Sonntag, 20. November 2011

äre dieser Blog (heißt es eigentlich der oder das Blog??) ein Ort mit einer Äquivalenz in der Realität, müsste ich jetzt wahrscheinlich den Besen schnappen und das alte Laub rausfegen, dass sich in den Ecken angesammelt hat. Potzblitz, lange nicht mehr hiergewesen. Das bringen die Arbeit und das Studium mit sich, einhergehend mit der Tatsache, dass mein Vermieter mal wieder seine allmonatliche Wlan-Paranoia hat ("Man weiß nicht, was diese Strahlung für gesundheitliche Folgen haben kann!", sagt er immer, meistens während er sich eine Zigarette anzündet) und ich zu zurückhaltend bin, jedes Mal hinunter zu gehen und nach dem Ethernet-Kabel zu fragen. Das hat man nun von seiner guten Erziehung.

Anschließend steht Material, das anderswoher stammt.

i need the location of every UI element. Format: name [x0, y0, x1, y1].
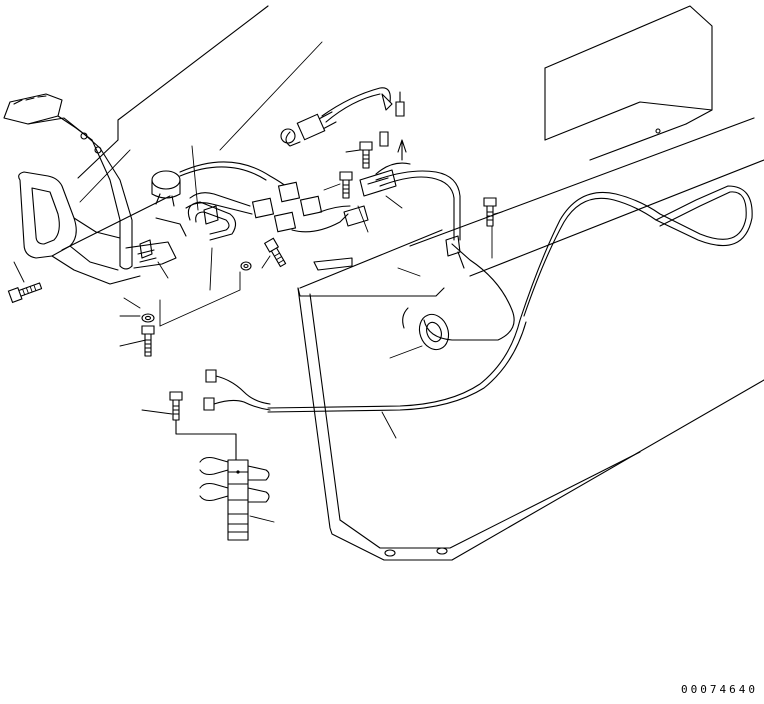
valve-component [176, 420, 269, 540]
machine-body-frame [78, 6, 764, 560]
control-lever-assembly [4, 94, 186, 284]
main-cable [204, 171, 752, 412]
relay-harness [140, 162, 350, 258]
drawing-part-number: 00074640 [681, 683, 758, 696]
plug-assembly [281, 88, 406, 160]
fasteners [8, 142, 496, 420]
connector-cluster [344, 163, 464, 268]
leader-lines [14, 42, 502, 522]
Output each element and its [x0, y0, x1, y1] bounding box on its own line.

In München ist es mittlerweile überwiegend neblig und schrecklich, schrecklich kalt; das merke ich deswegen, weil ich sturerweise (und um Geld zu sparen) die Benutzung der U-Bahn vermeide und lieber mit dem Fahrrad fahre, schön die Leopoldstraße hinunter Richtung Siegestor zur Uni, oder noch weiter bis zum Odeonsplatz, links abbiegend durch den Hofgarten mit dem Dianatempel, vorbei an der Staatskanzlei und der Amerikanischen Botschaft bis zum Friedensengel, und auf der Prinzregentenstraße weiter zum gleichnamigen Theater zur Arbeit. Mir ist aufgefallen, dass, weil die meisten meiner Kommilitonen die U-Bahn benutzen, kaum einer von ihnen eine Vorstellung über die räumlichen Ausdehnungen und Verbindungen zwischen diverser Sehenswürdigkeiten dieser Stadt hat. Eine Fahrt mit der U4 vom Odeonsplatz zum Prinzregentenplatz dauert vielleicht fünf Minuten, mit dem Fahrrad ist man da schon, wenn die Ampeln einem nicht gewogen sind, durchaus 15 Minuten unterwegs, hat dabei aber noch das Haus der Kunst, das Bayerische Nationalmuseum, eine richtig schöne Ecke im Englischen Garten und die Villa Stuck gefunden, mit einem kleinen Schlenker auf die andere Straßenseite auch die Welle unter der Eisbachbrücke, auf der man sogar jetzt noch bis in die Nacht hinein durchgeknallten jungen Männern beim Surfen zuschauen kann. Für viele ist diese Stadt eine lose Sammlung von Knotenpunkten, die durch das Netz der S- und U-Bahn verbunden sind, und kaum einer könnte sagen, wie man zu Fuß vom Marienplatz zum Sendlinger Tor kommt, obwohl die Strecke lachhaft kurz ist (viele glauben, dass die beiden Plätze mehrere Kilometer voneinander entfernt liegen. Eigentlich sind's nur 700 Meter). Dabei ist es herrlich, sich seine Pfade durch den urbanen Urwald zu suchen, neue Wege zu erkunden, ungewöhnliche und schöne Ecken abseits der allbekannten Touristenmagneten zu entdecken und sich so seinen Lebensraum zu erobern.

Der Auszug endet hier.